LoRA and QLoRA fine-tuning: what they actually do under the hood

You spent three weeks curating a dataset of legal contract summaries: 12,000 pairs of dense legalese and plain-English counterparts. The model you picked -- a 7B parameter instruction-tuned Llama -- understands your prompts but produces summaries that read like a junior associate who memorized Blackstone but never saw a real merger clause. You reach for full fine-tuning, the obvious move. Then torch.cuda.OutOfMemoryError hits at step 20 on your RTX 4090. You try gradient checkpointing. You try a smaller batch. You try half-precision. Still OOM. Your colleague says "just use LoRA" and walks off, as if that explains anything.
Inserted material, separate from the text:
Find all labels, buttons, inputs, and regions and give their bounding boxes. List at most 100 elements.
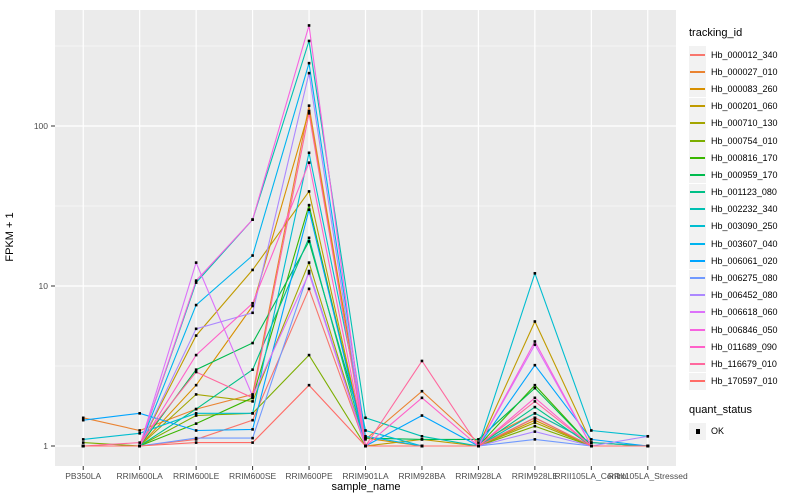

This is the gap this post fills. You do not need another high-level "LoRA is a PEFT method" post. You need the math and the trade-offs that let you decide between LoRA, QLoRA, and full fine-tuning for your specific hardware and quality requirements.

Why parameter-efficient fine-tuning exists

The cost of full fine-tuning is straightforward: a model with P parameters requires storing, at minimum, the model weights (2P bytes for fp16), the optimizer states (8P bytes for Adam), and the gradients (2P bytes). For Llama 3 8B with fp16 parameters, that is roughly 16 GB for weights plus 64 GB for optimizer state plus 16 GB for gradients -- 96 GB total. An RTX 4090 has 24 GB. A single A100-80 has exactly enough, barely, with no room for a batch size above 1.